Querido lector, anoche, con mi sombrero de «crítico clásico» bien calado y el alma presta a dejarse sorprender, me acerqué al Teatro Broadway para presenciar Currents, el nuevo espectáculo de la renombrada compañía israelí Mayumana, recreado enteramente por un joven elenco argentino. Un show de 90 minutos que apuesta por el regreso a lo tribal, a la pulsión pura, sin palabras ni ornamentos. Y ahí es donde este crítico, algo celoso del equilibrio teatral, no puede evitar preguntarse: ¿no resulta un poco excesivo, casi un eco de aquellos montajes noventosos que prometían la experiencia sensorial total, sin más hilo conductor que el golpe?
Porque hay que decirlo: Currents es un banquete visual y sonoro. Desde el primer instante convierte el escenario en un templo contemporáneo donde baldes, tubos, cajones y cuerpos laten al compás de una partitura vibrante, con la dirección medida de Walter Zaga y la música envolvente de Boaz Berman. El público, entusiasta, responde a cada invitación, como si un DJ tribal guiara la ceremonia. Pero a lo largo de esos 90 minutos, por más admirable que sea la precisión casi matemática del ensamble, el exceso de golpe –perfecto, sí, pero incesante– puede llegar a saturar, a pedir un respiro melódico que nunca llega.
Y ahí, como siempre, aparece el Dr. Merengue, acomodándose el bigote con picardía, para soltar su sentencia sin miramientos:
“¡Pero mi distinguido, no sea tan circunspecto! Si esto no tiene el alma del bombo legüero, yo me planto. ¿No ve que estos jovenes están golpeando el aire como en una peña, solo que con tubos de PVC y luces LED? Es un gaucho tech, un cruce improbable entre Martín Fierro y David Guetta… ¡y eso es maravilloso!”
No le falta razón.
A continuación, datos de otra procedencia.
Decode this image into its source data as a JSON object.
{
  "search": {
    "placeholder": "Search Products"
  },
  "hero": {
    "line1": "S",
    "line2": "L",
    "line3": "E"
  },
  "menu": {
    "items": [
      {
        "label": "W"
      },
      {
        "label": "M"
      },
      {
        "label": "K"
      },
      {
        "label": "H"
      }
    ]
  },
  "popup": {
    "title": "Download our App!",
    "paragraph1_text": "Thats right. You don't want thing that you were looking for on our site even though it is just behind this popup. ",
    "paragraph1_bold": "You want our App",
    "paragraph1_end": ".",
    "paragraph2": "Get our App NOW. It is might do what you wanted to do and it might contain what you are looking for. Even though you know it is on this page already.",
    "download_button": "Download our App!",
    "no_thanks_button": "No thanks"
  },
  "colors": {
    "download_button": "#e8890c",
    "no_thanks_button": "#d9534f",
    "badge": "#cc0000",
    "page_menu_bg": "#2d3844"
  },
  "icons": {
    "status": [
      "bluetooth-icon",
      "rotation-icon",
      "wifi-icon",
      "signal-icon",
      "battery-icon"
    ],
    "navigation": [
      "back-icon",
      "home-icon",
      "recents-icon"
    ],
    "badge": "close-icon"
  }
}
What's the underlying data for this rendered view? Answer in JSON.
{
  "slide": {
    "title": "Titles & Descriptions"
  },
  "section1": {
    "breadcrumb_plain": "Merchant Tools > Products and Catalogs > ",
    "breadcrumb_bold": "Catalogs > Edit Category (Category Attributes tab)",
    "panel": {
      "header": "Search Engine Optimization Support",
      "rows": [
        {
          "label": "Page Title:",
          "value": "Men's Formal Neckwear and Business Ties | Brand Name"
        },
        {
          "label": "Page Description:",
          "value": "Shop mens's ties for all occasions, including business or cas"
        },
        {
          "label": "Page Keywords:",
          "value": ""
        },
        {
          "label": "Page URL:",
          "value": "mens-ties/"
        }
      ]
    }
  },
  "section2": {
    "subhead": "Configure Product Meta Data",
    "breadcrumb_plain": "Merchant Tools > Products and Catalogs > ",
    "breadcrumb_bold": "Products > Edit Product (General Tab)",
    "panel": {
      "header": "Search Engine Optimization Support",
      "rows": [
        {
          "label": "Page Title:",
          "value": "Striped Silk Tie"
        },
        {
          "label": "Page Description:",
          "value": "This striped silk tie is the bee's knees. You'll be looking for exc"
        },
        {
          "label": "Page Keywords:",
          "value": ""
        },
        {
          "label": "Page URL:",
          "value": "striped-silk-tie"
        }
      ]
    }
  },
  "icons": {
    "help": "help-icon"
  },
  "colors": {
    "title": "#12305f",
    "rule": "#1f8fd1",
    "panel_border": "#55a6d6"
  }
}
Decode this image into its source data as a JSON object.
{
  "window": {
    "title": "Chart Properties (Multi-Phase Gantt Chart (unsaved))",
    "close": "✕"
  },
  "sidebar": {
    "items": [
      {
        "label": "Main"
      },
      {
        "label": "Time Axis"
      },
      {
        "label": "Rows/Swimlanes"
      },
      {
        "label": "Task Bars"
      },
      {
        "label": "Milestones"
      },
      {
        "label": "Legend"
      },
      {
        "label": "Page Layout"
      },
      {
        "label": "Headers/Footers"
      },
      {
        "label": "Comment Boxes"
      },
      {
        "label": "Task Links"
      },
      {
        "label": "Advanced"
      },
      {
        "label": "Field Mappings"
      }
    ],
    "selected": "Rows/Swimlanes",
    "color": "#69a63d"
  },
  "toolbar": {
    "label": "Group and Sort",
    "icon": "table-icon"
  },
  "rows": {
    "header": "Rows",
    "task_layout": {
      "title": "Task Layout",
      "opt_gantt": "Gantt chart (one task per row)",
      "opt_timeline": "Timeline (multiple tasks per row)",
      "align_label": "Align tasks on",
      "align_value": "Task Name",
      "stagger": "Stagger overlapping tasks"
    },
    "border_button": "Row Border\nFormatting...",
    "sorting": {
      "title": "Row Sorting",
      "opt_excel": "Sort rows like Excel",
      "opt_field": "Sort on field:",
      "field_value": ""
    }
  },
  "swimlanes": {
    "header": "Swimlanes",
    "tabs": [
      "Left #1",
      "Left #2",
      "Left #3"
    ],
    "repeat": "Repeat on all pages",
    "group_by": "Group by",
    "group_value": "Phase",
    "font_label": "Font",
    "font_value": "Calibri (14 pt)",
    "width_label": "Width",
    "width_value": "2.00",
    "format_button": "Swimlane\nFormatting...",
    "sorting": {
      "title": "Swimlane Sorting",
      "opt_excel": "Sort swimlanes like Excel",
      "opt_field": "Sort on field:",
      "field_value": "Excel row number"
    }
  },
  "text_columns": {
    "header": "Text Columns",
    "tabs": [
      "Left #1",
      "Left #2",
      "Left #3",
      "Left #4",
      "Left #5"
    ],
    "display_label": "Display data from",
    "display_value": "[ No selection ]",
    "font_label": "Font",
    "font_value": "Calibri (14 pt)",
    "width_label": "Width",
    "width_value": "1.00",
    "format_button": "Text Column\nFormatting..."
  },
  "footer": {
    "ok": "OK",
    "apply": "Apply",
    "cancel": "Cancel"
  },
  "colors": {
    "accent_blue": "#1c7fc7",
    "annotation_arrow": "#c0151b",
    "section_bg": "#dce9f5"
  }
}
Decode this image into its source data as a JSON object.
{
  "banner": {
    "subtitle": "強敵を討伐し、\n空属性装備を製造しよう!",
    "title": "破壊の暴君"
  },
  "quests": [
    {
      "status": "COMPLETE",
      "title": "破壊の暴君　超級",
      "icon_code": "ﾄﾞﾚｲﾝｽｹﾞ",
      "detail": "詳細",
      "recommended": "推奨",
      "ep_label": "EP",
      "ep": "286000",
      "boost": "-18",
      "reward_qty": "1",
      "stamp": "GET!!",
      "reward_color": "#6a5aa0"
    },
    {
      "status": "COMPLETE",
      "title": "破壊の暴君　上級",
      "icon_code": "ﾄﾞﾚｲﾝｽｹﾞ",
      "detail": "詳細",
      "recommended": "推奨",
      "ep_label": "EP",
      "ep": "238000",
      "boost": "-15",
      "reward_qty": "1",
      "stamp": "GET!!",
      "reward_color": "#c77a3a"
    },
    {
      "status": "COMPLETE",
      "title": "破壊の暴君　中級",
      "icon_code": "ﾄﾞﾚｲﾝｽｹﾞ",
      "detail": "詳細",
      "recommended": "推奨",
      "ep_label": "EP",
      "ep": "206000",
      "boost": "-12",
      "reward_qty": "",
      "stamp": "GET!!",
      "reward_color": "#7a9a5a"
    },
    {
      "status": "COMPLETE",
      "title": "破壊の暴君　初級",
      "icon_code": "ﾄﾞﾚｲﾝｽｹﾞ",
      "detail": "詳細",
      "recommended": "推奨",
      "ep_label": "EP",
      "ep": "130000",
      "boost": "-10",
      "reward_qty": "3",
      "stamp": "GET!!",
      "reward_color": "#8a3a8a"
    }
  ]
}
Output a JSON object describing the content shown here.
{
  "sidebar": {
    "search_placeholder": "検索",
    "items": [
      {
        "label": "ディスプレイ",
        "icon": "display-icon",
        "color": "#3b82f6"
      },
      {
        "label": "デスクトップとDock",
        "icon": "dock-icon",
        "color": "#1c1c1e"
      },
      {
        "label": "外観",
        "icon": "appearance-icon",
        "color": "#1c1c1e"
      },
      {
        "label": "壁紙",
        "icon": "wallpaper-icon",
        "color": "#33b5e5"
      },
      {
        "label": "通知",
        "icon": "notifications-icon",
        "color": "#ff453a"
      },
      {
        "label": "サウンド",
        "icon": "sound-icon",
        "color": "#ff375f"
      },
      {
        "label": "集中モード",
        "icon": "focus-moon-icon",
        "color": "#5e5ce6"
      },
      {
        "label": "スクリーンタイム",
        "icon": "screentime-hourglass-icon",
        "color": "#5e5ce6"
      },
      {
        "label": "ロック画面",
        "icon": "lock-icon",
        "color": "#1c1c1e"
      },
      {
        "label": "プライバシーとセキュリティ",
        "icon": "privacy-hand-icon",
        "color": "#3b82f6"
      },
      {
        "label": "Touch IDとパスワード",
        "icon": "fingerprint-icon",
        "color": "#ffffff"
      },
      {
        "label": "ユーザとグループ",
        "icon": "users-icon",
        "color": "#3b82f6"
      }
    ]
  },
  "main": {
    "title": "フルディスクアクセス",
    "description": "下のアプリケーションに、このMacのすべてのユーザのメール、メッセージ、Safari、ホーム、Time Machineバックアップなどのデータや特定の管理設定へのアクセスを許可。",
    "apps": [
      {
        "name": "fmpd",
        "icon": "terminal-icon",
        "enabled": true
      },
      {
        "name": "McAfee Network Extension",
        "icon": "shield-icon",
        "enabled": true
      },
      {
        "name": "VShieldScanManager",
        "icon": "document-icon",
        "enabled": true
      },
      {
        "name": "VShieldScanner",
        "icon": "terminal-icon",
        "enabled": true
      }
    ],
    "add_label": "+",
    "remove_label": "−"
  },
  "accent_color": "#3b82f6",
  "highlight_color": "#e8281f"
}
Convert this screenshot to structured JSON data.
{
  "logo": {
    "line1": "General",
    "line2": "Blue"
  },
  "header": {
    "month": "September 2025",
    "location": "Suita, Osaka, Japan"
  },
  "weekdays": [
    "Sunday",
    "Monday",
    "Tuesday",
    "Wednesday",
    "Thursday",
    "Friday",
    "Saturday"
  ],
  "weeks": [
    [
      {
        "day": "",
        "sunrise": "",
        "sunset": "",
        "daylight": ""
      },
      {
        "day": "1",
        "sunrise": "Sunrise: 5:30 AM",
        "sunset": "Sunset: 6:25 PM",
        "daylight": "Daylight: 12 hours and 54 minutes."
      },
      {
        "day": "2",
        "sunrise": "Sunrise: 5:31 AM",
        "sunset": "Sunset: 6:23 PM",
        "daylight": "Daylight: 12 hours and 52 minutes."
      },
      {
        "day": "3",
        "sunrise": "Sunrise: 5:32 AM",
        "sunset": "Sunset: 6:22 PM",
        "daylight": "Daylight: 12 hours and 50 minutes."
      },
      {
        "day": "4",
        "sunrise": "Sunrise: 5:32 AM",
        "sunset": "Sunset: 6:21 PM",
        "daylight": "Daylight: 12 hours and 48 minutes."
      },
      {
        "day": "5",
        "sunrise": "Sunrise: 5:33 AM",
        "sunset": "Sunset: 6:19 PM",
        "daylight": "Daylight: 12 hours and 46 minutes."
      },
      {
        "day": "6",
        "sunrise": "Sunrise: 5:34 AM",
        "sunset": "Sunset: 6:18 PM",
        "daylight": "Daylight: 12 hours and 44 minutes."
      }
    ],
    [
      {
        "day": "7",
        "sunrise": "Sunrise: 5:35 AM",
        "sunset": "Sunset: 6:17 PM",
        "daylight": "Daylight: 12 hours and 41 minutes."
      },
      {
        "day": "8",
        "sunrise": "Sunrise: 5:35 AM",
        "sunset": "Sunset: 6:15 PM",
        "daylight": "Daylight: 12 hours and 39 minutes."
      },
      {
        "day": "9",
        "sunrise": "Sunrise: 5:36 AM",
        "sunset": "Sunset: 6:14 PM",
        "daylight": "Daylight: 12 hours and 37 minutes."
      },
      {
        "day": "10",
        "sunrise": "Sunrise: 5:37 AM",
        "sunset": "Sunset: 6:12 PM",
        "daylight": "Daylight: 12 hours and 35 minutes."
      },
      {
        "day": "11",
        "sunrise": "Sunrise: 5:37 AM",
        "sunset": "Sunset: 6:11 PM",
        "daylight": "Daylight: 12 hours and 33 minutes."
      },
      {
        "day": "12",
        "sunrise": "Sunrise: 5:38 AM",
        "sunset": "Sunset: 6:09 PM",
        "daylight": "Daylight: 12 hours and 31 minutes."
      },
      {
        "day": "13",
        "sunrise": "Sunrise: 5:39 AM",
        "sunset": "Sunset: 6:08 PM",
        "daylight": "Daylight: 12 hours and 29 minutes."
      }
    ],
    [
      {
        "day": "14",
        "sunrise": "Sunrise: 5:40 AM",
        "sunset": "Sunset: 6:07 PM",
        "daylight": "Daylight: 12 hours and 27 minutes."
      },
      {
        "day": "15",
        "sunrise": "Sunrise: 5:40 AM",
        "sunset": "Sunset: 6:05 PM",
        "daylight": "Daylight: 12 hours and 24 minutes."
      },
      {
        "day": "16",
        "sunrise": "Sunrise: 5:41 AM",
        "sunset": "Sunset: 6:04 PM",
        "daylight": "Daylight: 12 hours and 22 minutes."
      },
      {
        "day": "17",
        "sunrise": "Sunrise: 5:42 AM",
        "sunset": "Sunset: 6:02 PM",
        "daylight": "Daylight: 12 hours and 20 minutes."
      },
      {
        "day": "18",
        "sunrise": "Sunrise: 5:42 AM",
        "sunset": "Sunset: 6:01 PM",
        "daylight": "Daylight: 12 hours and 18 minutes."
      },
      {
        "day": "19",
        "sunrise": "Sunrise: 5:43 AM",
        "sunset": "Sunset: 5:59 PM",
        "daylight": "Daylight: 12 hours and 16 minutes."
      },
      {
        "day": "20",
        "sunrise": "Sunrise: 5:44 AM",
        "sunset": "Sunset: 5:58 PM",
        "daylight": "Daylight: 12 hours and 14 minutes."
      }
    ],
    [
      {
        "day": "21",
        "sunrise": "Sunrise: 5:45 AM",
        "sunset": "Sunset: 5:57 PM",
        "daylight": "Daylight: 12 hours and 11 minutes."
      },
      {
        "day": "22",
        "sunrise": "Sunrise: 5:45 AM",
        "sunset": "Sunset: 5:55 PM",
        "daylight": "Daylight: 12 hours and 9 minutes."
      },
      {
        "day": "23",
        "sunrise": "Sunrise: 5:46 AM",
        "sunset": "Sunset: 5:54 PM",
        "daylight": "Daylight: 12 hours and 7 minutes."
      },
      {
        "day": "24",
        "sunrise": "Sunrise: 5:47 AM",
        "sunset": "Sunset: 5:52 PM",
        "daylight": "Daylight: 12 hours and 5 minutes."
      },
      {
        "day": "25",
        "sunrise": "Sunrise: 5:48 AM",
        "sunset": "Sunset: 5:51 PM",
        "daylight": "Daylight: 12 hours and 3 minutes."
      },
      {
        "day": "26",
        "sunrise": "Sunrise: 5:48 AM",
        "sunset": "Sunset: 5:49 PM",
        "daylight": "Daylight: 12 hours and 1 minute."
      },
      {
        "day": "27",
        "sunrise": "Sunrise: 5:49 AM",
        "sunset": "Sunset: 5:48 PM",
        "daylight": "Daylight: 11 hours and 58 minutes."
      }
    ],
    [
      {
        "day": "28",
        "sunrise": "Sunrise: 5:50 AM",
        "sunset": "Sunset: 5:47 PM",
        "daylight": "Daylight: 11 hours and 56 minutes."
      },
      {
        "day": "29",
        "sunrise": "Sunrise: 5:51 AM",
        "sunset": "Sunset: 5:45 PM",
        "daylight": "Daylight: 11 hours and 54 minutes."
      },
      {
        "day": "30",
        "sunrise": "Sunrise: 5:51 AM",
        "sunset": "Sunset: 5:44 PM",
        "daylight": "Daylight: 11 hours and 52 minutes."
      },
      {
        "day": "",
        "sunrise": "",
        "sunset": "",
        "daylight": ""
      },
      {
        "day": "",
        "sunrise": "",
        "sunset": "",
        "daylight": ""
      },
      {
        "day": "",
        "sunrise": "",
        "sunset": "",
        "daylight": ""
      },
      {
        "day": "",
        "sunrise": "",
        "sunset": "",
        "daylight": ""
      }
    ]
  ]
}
Porque Currents exhibe un sincretismo genuino, un collage de influencias que abraza el cajón afroperuano, la percusión urbana, el tap callejero y hasta se permite guiños bien argentinos, con melodías que huelen a litoral y un juego de boleadoras que desata aplausos. Es, en definitiva, una fiesta que rescata esa raíz común: el latido tribal que antecede a cualquier idioma. Y aunque la célebre “guerra de las corrientes” entre Tesla y Edison, que supuestamente inspira la obra, queda reducida a un leve telón de fondo, la experiencia se sostiene en el magnetismo del ritmo y la complicidad con la platea.

Como crítico, no puedo dejar de advertir que me hubiera gustado algo más de pausa, algún espacio de contemplación que permitiera apreciar la fuerza del silencio. Pero el Dr. Merengue, que ya tararea el pulso del show como si fuera un chamamé electrónico, me da un codazo y concluye sin vueltas:
“Mire, … esto merece un firme bueno rozando lo muy bueno. Porque sí, me deja con los oídos zumbando, pero también con el alma liviana, como gaucho después de un baile bien regado. ¿Y no es eso, acaso, lo que busca el arte: sacudirnos un poco de la modorra cotidiana?”

Y mientras se despide, el viejo Dr. lanza su reflexión, tan filosa como afectuosa, propia de este 2025 donde el arte parece girar sobre sí mismo para volver a empezar:
“Al final, querido amigo, este éxito de Mayumana radica en recordarnos que con unos cuantos elementos simples –un balde, una luz, un cuerpo dispuesto a golpear el suelo– podemos encontrar el origen. Ahí liberamos al otro yo, ese que baila sin pedir permiso. Adaptémonos, salgamos de nuestras estructuras de museo, y aceptemos el cambio: porque a veces, para hallar lo esencial, hay que dejar el formalismo esperándonos en el guardarropas.”